Validation - By going through the post-its and discussing each one, we were also able to eliminate ones the group determined weren’t really valid. And we could highlight items that were deemed higher priority or more critical for the group.
This technique works best when you’re dealing with groups. In my case, I had meetings where only one or two people would be in attendance. In those cases, I opted for a more conversational style. Reading people and using the best technique for them is another blog post, but remember that the goal is to produce quality requirements, so you shouldn’t feel that if you start with one technique you have to use it in every situation.
But what about the detailed requirements? Surely post-it notes can’t capture things at a deep enough level to actually perform work on them! Well, that’s somewhat true. Requirements gathering is not a point-in-time event. It’s an ebb-and-flow process with multiple pass overs. Also, we need to re-think what a requirement is. A requirement is not a use case, it’s not a diagram, it’s not a post-it – it’s a need that the solution requires to meet a specific end. How we document and organize that need in the scope of a project is a separate concern.
Value Stream Mapping
Another technique I use is Value Stream Mapping. I was part of an analysis exercise where an organization wanted to improve its internal systems, but weren’t really sure how. To start, we wanted to get an idea of what their key value processes were – that is, what was it that organization did that resulted in the biggest value? In this case, it was collecting memberships so we mapped out how they did that.
We assume that people working in an organization know how that organization functions, especially for key operational processes.
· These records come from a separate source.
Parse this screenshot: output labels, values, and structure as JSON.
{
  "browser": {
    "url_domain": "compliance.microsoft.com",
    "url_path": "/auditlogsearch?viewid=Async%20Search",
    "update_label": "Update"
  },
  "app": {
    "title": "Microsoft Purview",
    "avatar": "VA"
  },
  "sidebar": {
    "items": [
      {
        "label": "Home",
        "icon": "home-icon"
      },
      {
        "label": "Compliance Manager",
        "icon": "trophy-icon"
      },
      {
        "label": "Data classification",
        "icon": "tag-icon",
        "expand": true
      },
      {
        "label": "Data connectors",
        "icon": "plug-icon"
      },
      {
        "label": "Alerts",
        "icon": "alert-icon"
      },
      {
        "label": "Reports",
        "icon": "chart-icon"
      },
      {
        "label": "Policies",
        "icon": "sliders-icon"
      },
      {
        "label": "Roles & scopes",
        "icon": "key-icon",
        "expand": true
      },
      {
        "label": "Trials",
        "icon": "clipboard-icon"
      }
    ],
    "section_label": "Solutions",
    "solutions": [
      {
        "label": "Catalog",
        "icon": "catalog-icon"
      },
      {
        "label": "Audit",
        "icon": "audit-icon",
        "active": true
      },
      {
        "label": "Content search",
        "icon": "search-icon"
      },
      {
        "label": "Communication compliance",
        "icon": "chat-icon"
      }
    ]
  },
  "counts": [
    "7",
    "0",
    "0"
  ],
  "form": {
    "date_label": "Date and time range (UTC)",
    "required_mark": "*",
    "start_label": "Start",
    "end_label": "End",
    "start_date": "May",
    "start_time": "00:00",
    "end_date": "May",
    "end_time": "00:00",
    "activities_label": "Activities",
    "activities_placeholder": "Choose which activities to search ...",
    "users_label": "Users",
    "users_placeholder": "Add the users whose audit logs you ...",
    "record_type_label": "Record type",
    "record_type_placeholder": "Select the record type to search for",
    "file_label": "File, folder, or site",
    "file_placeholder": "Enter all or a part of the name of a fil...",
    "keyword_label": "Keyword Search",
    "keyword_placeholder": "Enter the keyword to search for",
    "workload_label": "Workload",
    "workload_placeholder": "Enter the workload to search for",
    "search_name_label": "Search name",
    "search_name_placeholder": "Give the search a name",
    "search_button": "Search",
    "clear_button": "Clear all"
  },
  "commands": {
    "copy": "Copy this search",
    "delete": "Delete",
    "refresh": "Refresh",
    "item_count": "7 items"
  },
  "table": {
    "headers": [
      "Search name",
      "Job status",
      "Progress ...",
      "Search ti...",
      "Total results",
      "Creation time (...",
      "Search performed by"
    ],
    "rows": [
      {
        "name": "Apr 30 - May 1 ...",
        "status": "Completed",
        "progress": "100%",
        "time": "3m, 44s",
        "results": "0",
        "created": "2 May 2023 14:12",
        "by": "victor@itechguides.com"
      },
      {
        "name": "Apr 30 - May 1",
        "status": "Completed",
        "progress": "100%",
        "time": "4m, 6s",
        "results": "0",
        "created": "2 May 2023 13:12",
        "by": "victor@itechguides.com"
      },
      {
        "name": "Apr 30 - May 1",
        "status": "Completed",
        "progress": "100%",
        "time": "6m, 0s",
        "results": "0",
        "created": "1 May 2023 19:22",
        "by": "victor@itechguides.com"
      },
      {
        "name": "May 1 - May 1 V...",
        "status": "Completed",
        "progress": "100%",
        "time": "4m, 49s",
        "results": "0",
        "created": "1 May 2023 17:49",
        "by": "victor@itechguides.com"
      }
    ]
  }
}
But that is far from the truth. I even think of Online – I don’t know all the various operational processes or who’s involved. With the group that I was value stream mapping with, that was the case as well. For them, they were a smaller organization – eight people. And yet, at the end of the exercise, one of them turned to the others and said “I had no idea that you did all of that just to process a membership.” He thought it was a much simpler process, and questioned the value of even going through the exercise at the beginning. By the end he saw the value.
So, how do you do Value Stream Mapping? Honestly there’s no real secret to it – get a whiteboard, a group of people, and start asking them how they perform a key process to their organization. Ask who does what when, what systems are involved, what type of data is passed (note that “data” could be an email to someone, a file printed and placed on a processing stack, etc.), what the timing is – and draw it out. It’s amazing how things will come out that you never expected and that they themselves never fully realized.
I want to reiterate what I wrote earlier, as it’s a very important concept:
A requirement is not a use case, it’s not a diagram, it’s not a post-it – it’s a need that the solution requires to meet a specific end. How we document and organize that need in the scope of a project is a separate concern.
Requirements are the lifeblood of a project. They’re the things that fuel construction and drive value in a solution. They’re also very abstract – at their simplest, they’re a need. We document and pretty them up, decorate them with fancy diagrams and autograph them with sign offs. But ultimately, requirements gathering is needs gathering, and triaging those needs based on value.
If you’ve been stuck “doing” requirements the same way, try either of the techniques I talked about here or others that are out there. I’m currently reading a book called Innovation Games by Luke Hohmann, which has many different creative ways to better understand solution requirements.
Requirements gathering can be fun, exciting, and fulfilling. It’s all about the people and their needs, not the document templates and diagrams that we create.